In SN’s editorial yesterday, the author concluded by advising sugar and rice farmers, in particular, to be discerning and not to vote for those who tell them what they want to hear at the upcoming March 2 polls. This is good advice for those who are sitting pretty but I thought it was a bit insensitive to the dismissed sugar workers who are struggling to make ends meet.
Regarding agriculture in general, a couple of things have to be in place before we can diversify the sector. The most important is having cheap electricity. This will transform the whole of Guyana, not only agriculture. Cheap energy, which APNU/AFC blocked when they derailed Amaila, creates opportunities to package and preserve to market overseas. Secondly, we need a Government that genuinely wants to work and help the sector. We cannot pretend that APNU/AFC closed the sugar estates to save money. If it was to save money then why have they been spending more than G$30B and counting. And if they wanted to preserve jobs, they would have opted to sell the estates as a going concern. The closures were meant to create hardship and undermine PPP/C perceived support base.
PPP/C will reopen the estates because it is the practical thing to do to solve the dire unemployment problem. The closures are also negatively impacting foreign exchange earnings and disrupting demand and supply economics nationwide. Has SN’s editor noticed the glut of vegetables on the market? There is an oversupply because more people are out of jobs and are planting cash crops while at the same time demand is down because citizens have lost jobs and spending power. So if GuySuCo has to be subsidised, this will not be the first time and Guyana will not be the first country to do it – North America and the EU do it all the time. It is quite possible to recoup a subsidy from exponentially higher tax earnings in a stimulated and vibrant economy. Regardless, at least PPP/C strategy allows more time to assess the future of the industry. In my opinion, our oil and hydro resources should be deployed to create alternative industries to absorb the unemployed if and when that time comes.

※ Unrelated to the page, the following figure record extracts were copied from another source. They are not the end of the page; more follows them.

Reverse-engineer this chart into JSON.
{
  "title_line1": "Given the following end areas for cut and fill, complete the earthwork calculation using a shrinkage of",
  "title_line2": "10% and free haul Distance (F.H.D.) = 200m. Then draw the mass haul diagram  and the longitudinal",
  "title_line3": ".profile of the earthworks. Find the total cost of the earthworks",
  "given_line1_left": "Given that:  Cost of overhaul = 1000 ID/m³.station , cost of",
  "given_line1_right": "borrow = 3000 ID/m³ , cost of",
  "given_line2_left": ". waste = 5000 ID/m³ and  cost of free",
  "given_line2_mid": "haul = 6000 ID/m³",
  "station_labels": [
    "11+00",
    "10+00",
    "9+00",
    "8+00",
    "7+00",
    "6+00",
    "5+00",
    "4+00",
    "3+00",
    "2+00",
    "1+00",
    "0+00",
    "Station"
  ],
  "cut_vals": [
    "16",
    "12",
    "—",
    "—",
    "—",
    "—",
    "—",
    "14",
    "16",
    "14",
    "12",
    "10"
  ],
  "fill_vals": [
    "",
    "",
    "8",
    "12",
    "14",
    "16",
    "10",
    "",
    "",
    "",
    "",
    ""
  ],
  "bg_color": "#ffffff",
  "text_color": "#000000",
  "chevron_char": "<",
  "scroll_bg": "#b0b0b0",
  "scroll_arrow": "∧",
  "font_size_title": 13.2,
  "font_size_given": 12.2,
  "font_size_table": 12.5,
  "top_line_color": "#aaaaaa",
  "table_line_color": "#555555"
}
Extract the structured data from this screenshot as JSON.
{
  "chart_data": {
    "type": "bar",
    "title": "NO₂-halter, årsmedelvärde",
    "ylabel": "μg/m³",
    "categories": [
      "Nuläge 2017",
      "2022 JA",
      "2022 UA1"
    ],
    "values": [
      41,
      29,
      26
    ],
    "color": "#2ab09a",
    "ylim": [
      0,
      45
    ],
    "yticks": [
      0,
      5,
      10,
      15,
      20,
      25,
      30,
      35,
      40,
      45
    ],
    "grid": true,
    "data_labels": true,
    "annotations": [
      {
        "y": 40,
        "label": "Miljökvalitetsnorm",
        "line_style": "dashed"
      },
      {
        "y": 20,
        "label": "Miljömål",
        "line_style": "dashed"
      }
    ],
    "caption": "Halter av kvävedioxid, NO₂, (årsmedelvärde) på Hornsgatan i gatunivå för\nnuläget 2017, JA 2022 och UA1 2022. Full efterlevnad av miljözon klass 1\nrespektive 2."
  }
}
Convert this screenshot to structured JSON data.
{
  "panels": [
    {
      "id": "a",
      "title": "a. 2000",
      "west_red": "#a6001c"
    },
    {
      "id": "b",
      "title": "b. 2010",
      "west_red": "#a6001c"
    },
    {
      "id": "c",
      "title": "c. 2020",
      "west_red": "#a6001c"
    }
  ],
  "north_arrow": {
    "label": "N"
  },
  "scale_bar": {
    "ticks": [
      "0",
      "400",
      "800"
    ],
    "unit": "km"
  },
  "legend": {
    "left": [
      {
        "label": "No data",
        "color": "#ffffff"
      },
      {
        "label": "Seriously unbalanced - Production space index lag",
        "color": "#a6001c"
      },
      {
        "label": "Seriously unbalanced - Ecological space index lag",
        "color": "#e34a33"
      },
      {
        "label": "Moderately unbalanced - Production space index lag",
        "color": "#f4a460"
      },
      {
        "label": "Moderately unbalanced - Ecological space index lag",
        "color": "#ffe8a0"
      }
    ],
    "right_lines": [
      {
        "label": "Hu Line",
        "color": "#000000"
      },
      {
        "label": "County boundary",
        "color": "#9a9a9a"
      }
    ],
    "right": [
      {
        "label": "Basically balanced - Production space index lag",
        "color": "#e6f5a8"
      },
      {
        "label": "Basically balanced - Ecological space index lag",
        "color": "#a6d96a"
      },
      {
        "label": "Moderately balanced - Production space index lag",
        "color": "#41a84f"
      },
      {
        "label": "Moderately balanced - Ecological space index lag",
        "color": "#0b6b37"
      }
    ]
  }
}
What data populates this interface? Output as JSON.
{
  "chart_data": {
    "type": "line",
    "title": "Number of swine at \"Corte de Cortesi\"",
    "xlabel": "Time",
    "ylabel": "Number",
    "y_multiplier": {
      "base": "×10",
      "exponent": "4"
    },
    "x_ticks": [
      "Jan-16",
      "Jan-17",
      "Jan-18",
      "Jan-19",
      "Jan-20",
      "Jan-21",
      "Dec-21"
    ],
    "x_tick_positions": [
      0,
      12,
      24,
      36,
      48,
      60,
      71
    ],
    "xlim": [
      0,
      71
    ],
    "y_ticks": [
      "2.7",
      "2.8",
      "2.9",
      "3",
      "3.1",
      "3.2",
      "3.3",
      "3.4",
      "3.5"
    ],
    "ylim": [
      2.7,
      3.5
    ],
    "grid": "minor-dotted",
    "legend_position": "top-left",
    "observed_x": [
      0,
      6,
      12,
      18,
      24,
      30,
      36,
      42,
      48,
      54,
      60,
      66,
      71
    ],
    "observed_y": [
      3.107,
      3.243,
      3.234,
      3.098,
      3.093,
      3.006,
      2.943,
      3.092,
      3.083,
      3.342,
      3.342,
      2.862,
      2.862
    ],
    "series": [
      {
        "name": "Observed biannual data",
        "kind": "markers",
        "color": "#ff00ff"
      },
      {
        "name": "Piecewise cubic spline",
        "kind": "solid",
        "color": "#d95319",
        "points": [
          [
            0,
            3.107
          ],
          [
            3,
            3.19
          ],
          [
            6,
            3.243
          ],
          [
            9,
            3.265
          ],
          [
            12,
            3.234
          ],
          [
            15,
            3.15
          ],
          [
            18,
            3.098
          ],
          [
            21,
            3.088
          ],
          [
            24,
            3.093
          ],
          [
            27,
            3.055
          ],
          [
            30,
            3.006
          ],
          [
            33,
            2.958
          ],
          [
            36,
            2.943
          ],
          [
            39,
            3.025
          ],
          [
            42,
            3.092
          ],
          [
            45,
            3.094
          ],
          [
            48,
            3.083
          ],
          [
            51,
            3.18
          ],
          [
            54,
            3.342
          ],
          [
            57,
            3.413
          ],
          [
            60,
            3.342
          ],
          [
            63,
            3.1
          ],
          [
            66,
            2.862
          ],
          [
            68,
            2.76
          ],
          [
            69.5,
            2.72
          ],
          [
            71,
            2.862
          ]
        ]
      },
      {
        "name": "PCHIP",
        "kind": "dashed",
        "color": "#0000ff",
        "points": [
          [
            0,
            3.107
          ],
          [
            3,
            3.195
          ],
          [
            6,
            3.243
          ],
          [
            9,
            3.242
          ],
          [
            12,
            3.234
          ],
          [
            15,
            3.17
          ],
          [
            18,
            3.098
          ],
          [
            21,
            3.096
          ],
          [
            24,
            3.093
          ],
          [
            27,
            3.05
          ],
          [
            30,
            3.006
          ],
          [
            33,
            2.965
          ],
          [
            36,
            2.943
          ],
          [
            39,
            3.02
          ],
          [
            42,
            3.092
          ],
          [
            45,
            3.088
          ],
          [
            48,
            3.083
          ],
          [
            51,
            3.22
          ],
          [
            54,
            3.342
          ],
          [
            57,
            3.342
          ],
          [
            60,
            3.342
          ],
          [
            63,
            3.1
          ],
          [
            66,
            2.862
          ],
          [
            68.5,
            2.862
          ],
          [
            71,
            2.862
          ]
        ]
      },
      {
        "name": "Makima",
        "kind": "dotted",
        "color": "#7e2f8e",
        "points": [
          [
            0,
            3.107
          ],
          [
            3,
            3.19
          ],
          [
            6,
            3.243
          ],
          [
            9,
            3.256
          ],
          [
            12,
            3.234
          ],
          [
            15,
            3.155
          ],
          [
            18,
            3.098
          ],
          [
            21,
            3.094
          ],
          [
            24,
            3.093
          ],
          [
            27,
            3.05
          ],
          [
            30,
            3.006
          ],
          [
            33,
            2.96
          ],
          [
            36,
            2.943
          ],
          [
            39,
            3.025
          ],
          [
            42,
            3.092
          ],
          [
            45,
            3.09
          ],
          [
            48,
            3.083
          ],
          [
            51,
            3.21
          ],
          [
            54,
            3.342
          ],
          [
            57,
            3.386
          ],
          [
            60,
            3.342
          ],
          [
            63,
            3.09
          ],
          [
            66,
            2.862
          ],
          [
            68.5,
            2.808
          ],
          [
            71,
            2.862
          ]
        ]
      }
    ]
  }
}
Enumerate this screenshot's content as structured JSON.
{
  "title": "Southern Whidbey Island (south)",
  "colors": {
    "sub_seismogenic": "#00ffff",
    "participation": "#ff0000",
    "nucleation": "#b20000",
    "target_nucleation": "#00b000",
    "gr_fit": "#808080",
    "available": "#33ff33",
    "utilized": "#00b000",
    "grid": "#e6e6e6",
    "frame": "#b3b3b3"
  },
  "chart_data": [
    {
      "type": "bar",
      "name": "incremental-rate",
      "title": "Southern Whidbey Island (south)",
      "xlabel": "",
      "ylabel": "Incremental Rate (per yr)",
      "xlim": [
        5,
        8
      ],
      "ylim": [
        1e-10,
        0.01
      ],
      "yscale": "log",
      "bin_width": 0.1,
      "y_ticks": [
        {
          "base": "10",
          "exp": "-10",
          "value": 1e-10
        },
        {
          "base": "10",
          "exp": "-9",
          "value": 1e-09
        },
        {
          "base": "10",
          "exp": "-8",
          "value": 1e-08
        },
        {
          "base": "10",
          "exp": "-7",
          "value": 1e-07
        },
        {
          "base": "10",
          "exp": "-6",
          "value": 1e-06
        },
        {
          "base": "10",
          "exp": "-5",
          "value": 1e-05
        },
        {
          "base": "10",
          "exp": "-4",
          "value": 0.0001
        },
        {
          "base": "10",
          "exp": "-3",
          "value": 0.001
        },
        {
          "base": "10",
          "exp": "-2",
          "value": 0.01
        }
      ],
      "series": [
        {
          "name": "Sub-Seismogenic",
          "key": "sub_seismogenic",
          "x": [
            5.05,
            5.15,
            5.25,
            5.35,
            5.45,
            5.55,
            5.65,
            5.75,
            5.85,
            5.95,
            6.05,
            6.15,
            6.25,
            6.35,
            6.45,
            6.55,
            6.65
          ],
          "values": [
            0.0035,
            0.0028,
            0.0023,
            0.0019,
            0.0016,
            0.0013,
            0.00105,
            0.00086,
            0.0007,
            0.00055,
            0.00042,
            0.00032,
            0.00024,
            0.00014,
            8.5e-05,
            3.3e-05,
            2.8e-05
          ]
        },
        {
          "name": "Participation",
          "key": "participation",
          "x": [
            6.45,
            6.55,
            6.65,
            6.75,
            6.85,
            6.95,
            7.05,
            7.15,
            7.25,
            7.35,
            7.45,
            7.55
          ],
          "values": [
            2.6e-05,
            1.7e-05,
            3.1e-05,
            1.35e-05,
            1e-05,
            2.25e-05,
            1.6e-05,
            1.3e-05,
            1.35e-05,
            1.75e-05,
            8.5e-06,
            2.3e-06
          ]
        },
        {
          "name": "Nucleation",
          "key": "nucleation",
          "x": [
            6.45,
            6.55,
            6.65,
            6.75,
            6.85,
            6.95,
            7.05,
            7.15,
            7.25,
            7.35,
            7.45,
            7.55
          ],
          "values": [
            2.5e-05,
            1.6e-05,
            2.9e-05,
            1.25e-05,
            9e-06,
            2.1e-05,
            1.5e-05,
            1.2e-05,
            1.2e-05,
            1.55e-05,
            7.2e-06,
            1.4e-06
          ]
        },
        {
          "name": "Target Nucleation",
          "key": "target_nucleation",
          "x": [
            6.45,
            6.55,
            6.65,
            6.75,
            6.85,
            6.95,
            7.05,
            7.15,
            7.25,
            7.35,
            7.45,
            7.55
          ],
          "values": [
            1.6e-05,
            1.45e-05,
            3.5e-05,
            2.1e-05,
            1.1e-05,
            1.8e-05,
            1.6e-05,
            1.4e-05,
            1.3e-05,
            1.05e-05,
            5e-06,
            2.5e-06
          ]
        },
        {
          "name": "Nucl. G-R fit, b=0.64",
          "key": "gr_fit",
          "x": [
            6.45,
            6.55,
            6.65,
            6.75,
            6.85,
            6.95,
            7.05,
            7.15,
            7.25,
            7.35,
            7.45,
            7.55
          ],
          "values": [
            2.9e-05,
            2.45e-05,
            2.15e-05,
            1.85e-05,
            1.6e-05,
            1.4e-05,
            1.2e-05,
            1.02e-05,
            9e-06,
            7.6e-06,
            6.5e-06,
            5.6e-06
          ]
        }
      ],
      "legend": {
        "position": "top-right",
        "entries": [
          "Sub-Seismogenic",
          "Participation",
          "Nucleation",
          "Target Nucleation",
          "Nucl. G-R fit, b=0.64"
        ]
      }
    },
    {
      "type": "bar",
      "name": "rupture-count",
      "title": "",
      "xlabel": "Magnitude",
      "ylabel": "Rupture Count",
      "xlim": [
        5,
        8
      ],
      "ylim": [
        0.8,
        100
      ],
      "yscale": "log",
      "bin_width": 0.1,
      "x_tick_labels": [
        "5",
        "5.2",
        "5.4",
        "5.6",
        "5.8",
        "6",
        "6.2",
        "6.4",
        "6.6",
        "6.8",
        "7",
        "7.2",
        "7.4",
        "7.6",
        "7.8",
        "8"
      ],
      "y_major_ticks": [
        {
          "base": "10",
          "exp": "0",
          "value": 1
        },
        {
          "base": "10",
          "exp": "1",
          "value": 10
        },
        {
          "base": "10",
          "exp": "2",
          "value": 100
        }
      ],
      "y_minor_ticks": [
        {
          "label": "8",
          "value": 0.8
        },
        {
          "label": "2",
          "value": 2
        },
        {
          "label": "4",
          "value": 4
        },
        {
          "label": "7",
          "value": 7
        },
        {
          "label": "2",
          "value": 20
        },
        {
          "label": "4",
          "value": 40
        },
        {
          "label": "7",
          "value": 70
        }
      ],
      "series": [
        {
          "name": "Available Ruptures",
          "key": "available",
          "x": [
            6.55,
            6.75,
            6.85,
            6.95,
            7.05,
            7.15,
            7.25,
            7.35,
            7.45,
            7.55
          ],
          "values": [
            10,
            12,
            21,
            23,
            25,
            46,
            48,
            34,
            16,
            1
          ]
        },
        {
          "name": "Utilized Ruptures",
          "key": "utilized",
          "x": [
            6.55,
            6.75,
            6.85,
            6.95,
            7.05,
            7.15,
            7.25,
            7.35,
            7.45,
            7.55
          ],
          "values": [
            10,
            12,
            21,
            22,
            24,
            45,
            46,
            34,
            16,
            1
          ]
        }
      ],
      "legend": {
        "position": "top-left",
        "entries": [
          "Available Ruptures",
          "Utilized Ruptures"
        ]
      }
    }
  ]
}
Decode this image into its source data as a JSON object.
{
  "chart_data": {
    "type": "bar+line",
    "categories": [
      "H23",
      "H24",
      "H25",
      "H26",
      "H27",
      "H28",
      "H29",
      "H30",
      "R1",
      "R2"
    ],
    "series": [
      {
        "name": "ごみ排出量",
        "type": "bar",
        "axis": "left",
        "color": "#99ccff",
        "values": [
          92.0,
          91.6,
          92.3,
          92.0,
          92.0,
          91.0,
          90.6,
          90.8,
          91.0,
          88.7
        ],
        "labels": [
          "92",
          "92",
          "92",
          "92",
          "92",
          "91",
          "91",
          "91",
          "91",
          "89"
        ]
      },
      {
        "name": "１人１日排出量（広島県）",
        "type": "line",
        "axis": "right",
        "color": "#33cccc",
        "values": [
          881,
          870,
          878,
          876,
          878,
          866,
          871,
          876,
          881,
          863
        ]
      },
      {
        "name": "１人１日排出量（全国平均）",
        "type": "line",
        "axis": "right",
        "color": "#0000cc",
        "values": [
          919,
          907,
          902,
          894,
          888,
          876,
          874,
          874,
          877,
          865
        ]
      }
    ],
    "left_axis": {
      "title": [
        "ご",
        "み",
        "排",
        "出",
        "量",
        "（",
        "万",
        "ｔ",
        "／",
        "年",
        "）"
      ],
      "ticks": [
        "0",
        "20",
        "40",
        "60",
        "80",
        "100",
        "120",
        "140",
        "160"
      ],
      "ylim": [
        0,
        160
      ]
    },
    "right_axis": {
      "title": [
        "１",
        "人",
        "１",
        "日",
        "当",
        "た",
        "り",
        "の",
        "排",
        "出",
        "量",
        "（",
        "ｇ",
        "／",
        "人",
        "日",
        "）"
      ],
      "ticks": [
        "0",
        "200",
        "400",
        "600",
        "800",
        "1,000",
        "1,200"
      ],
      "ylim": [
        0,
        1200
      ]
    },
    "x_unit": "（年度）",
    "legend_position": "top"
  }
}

The Leader of the Opposition lamented that he never thought he would see the return of hunger in Guyana. This is an emotional issue for many. I would like for the editor of SN to contemplate the plight of dismissed sugar workers and to recognise that having food on the table is more important than politics at this time. Take it from someone who worked in the backdam, lived through the worse years of the PNC and came close to going hungry on more than one occasion.